Thibaut looked at Roche-de-Frêne spread around them, and then looked at the sky, and then met, frank and full, the princess’s eyes with his own black ones.

“What could we do, my Lady Audiart? Begin again, perchance, where we began in your great-grandfather’s time. Give us warning ere it happen! So all who love freedom may hang themselves, saving Count Jaufre the trouble!”

“It will not happen,” said Audiart. She, too, looked at Roche-de-Frêne, and looked at the sky. When she had made the round of the walls, she rode through the street where the armourers and weapon-makers worked at their trade more busily than in the days of peace, and to the quarter where the fletchers worked, and to the storehouses where was being heaped the incoming grain and other victual. Everywhere reigned activity. Roche-de-Frêne contained not alone its own citizens, together with the castle retainers, the poor knights, the squires, the people of vague feudal standing and their followers whom ordinarily it lodged, but in at the gates now, day by day, rode or walked fighting men. There mustered to the town and the crowning great pile of the castle lords and knights, esquires and mounted men and footmen. Men who owed service came, and in lesser numbers free lances came. And all the great vassals that entered had kneeled in the castle hall, before the Princess Audiart, and putting their hands between hers, had taken her for their liege lady. Where had reigned Gaucelm reigned Audiart.

Each day, before she recrossed the castle moat and went in at the great gate between Red Tower and Lion Tower, she would go for a little time to the cathedral. She rode there now, knights about her. The white Arabian stopped where he was wont to stop. Dismounting, she passed the tremendous, sculptured portal and entered the place.

Within abode a solemn and echoing dimness pointed with light. There were a score of shadowy, kneeling folk, and the lights of the shrines burned. The pillars stood like reeds in a giant elder world. Thin ladders of gold light came down between them. Obeying the princess’s gesture, the two or three with her stayed their steps. She went alone to the chapel of Our Lady of Roche-de-Frêne. Here, between the Saracen pillars, before the tall, jewelled Queen of Heaven, before the lamps fed with perfumed oil, lay a great slab of black stone.

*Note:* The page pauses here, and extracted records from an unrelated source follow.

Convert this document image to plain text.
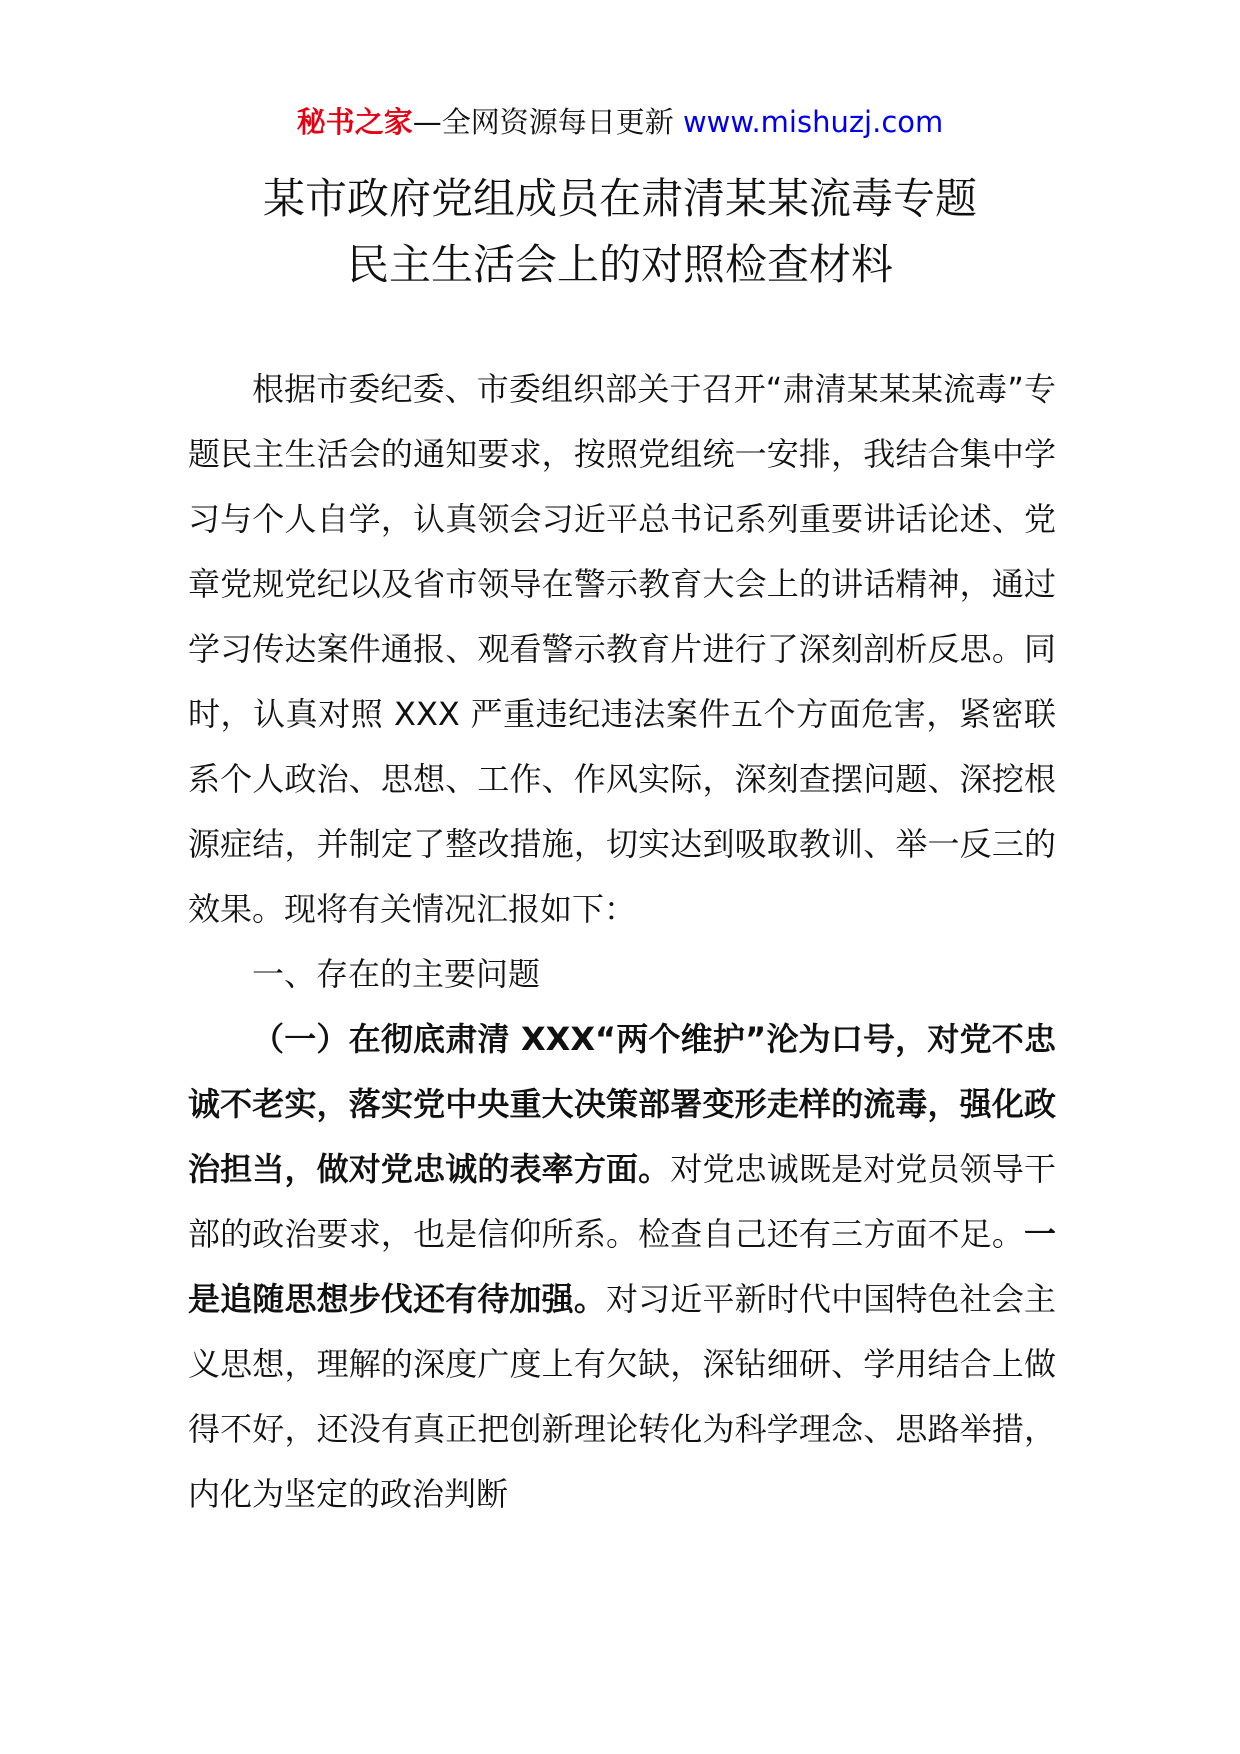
秘书之家—全网资源每日更新 www.mishuzj.com
某市政府党组成员在肃清某某流毒专题
民主生活会上的对照检查材料

根据市委纪委、市委组织部关于召开“肃清某某某流毒”专题民主生活会的通知要求，按照党组统一安排，我结合集中学习与个人自学，认真领会习近平总书记系列重要讲话论述、党章党规党纪以及省市领导在警示教育大会上的讲话精神，通过学习传达案件通报、观看警示教育片进行了深刻剖析反思。同时，认真对照 XXX 严重违纪违法案件五个方面危害，紧密联系个人政治、思想、工作、作风实际，深刻查摆问题、深挖根源症结，并制定了整改措施，切实达到吸取教训、举一反三的效果。现将有关情况汇报如下：

一、存在的主要问题

（一）在彻底肃清 XXX“两个维护”沦为口号，对党不忠诚不老实，落实党中央重大决策部署变形走样的流毒，强化政治担当，做对党忠诚的表率方面。对党忠诚既是对党员领导干部的政治要求，也是信仰所系。检查自己还有三方面不足。一是追随思想步伐还有待加强。对习近平新时代中国特色社会主义思想，理解的深度广度上有欠缺，深钻细研、学用结合上做得不好，还没有真正把创新理论转化为科学理念、思路举措，内化为坚定的政治判断
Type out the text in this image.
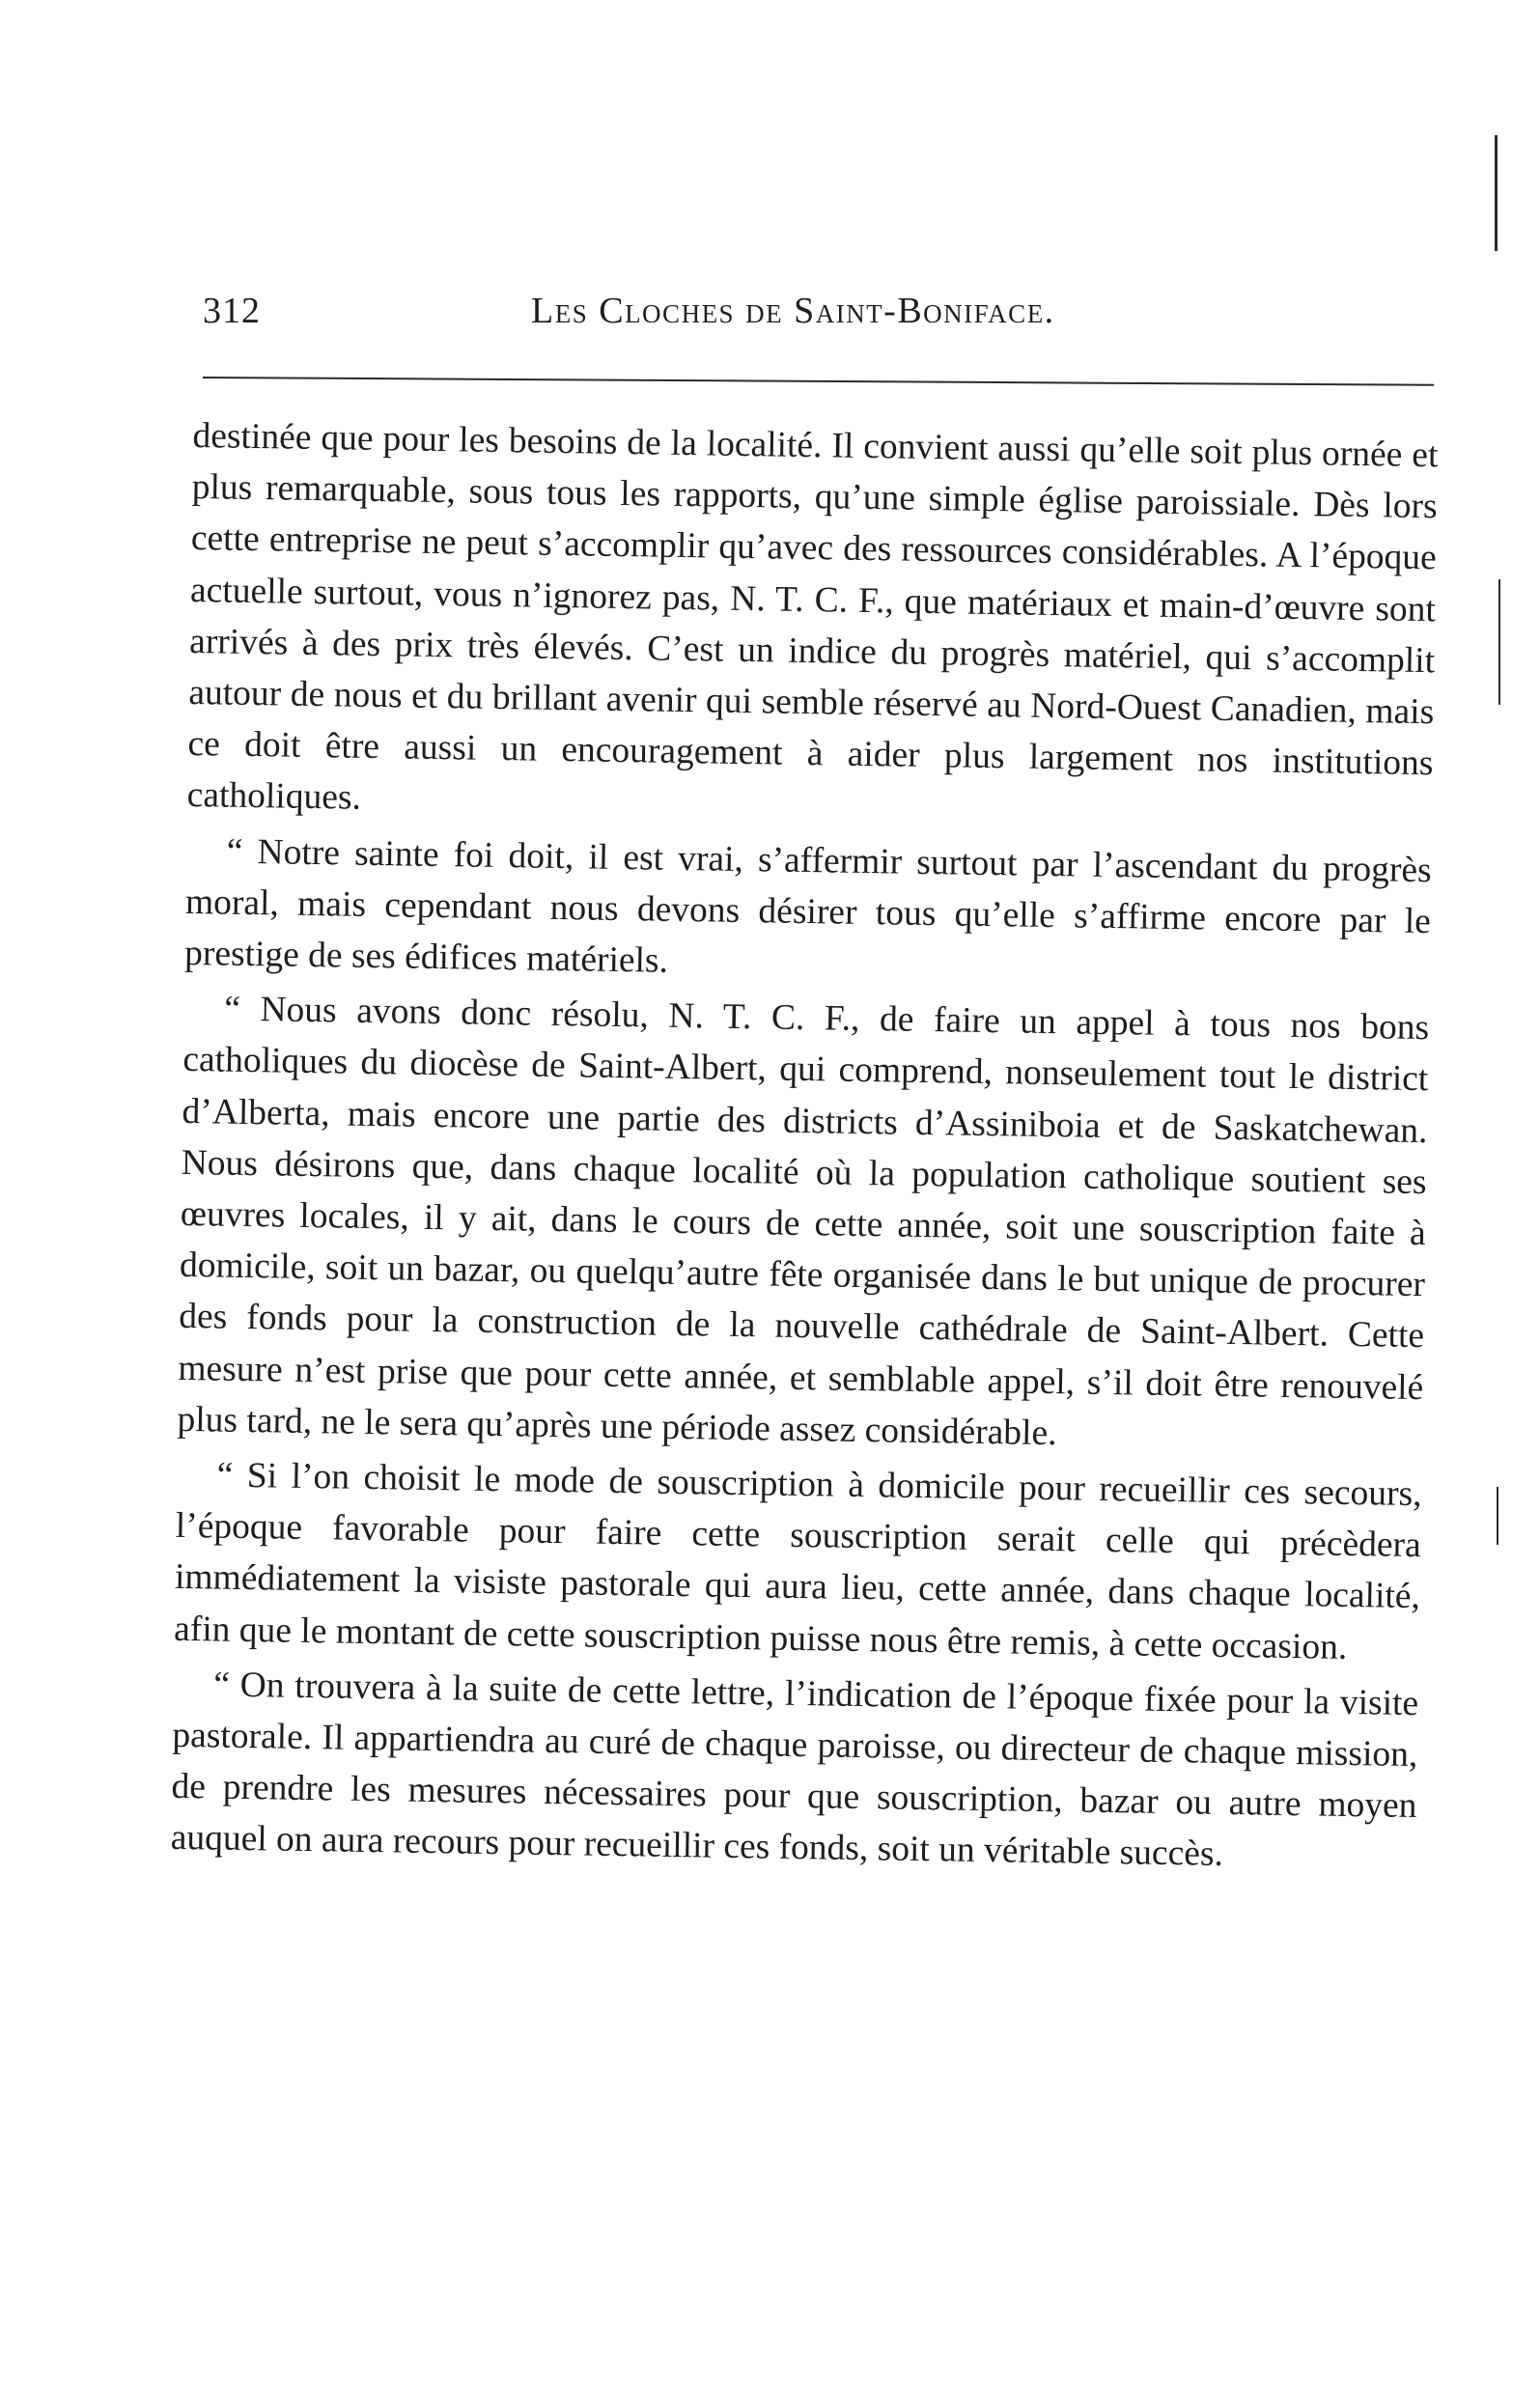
312	Les Cloches de Saint-Boniface.

destinée que pour les besoins de la localité. Il convient aussi qu’elle soit plus ornée et plus remarquable, sous tous les rapports, qu’une simple église paroissiale. Dès lors cette entreprise ne peut s’accomplir qu’avec des ressources considérables. A l’époque actuelle surtout, vous n’ignorez pas, N. T. C. F., que matériaux et main-d’œuvre sont arrivés à des prix très élevés. C’est un indice du progrès matériel, qui s’accomplit autour de nous et du brillant avenir qui semble réservé au Nord-Ouest Canadien, mais ce doit être aussi un encouragement à aider plus largement nos institutions catholiques.

“ Notre sainte foi doit, il est vrai, s’affermir surtout par l’ascendant du progrès moral, mais cependant nous devons désirer tous qu’elle s’affirme encore par le prestige de ses édifices matériels.

“ Nous avons donc résolu, N. T. C. F., de faire un appel à tous nos bons catholiques du diocèse de Saint-Albert, qui comprend, nonseulement tout le district d’Alberta, mais encore une partie des districts d’Assiniboia et de Saskatchewan. Nous désirons que, dans chaque localité où la population catholique soutient ses œuvres locales, il y ait, dans le cours de cette année, soit une souscription faite à domicile, soit un bazar, ou quelqu’autre fête organisée dans le but unique de procurer des fonds pour la construction de la nouvelle cathédrale de Saint-Albert. Cette mesure n’est prise que pour cette année, et semblable appel, s’il doit être renouvelé plus tard, ne le sera qu’après une période assez considérable.

“ Si l’on choisit le mode de souscription à domicile pour recueillir ces secours, l’époque favorable pour faire cette souscription serait celle qui précèdera immédiatement la visiste pastorale qui aura lieu, cette année, dans chaque localité, afin que le montant de cette souscription puisse nous être remis, à cette occasion.

“ On trouvera à la suite de cette lettre, l’indication de l’époque fixée pour la visite pastorale. Il appartiendra au curé de chaque paroisse, ou directeur de chaque mission, de prendre les mesures nécessaires pour que souscription, bazar ou autre moyen auquel on aura recours pour recueillir ces fonds, soit un véritable succès.
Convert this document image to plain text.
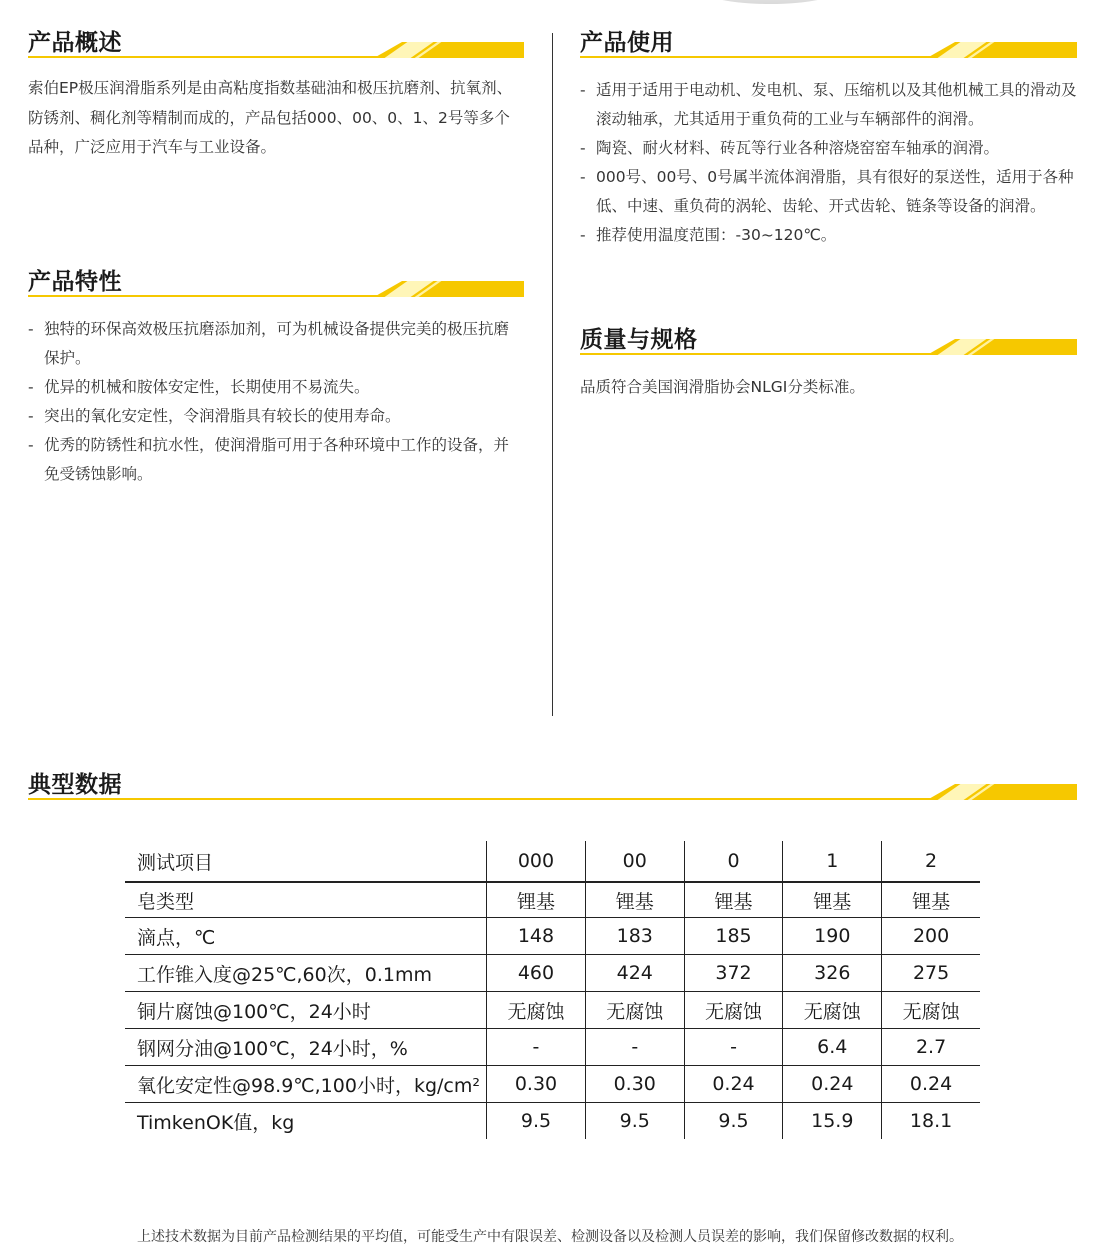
产品概述

索伯EP极压润滑脂系列是由高粘度指数基础油和极压抗磨剂、抗氧剂、防锈剂、稠化剂等精制而成的，产品包括000、00、0、1、2号等多个品种，广泛应用于汽车与工业设备。

产品特性
- 独特的环保高效极压抗磨添加剂，可为机械设备提供完美的极压抗磨保护。
- 优异的机械和胺体安定性，长期使用不易流失。
- 突出的氧化安定性，令润滑脂具有较长的使用寿命。
- 优秀的防锈性和抗水性，使润滑脂可用于各种环境中工作的设备，并免受锈蚀影响。
产品使用
- 适用于适用于电动机、发电机、泵、压缩机以及其他机械工具的滑动及滚动轴承，尤其适用于重负荷的工业与车辆部件的润滑。
- 陶瓷、耐火材料、砖瓦等行业各种溶烧窑窑车轴承的润滑。
- 000号、00号、0号属半流体润滑脂，具有很好的泵送性，适用于各种低、中速、重负荷的涡轮、齿轮、开式齿轮、链条等设备的润滑。
- 推荐使用温度范围：-30~120℃。
质量与规格

品质符合美国润滑脂协会NLGI分类标准。

典型数据
测试项目	000	00	0	1	2
皂类型	锂基	锂基	锂基	锂基	锂基
滴点，℃	148	183	185	190	200
工作锥入度@25℃,60次，0.1mm	460	424	372	326	275
铜片腐蚀@100℃，24小时	无腐蚀	无腐蚀	无腐蚀	无腐蚀	无腐蚀
钢网分油@100℃，24小时，%	-	-	-	6.4	2.7
氧化安定性@98.9℃,100小时，kg/cm²	0.30	0.30	0.24	0.24	0.24
TimkenOK值，kg	9.5	9.5	9.5	15.9	18.1
上述技术数据为目前产品检测结果的平均值，可能受生产中有限误差、检测设备以及检测人员误差的影响，我们保留修改数据的权利。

The Princess Audiart knelt beside it, bowed herself until her forehead felt the coldness....

She bent no long while over Gaucelm the Fortunate, lying still in the crypt below. Sorrow must serve, not rule, in Roche-de-Frêne! Before she rose from her knees and went, she lifted her eyes to the image in blue samite, with the pierced heart and the starry crown. But her own heart and mind spoke to something somewhat larger, more nearly the whole.... She quitted the cathedral, and mounting her Arabian, turned with her following toward the castle heaped against the sapphire sky.

Riding that way, she rode by the bishop’s palace, and in the flagged place, beside the dolphin fountain, she met Bishop Ugo. He checked his mule by the spraying water, those with him attending at a little distance.

“Well met, my Lord Bishop!” said Audiart. “I have wished to take counsel with you as to these stones. Here are five hundred fit for casting upon Montmaure.”

Ugo regarded the fair space between fountain and palace. “Then have them taken up, princess, and borne to the walls.” He left the subject. “Has there come any messenger from the host to-day?”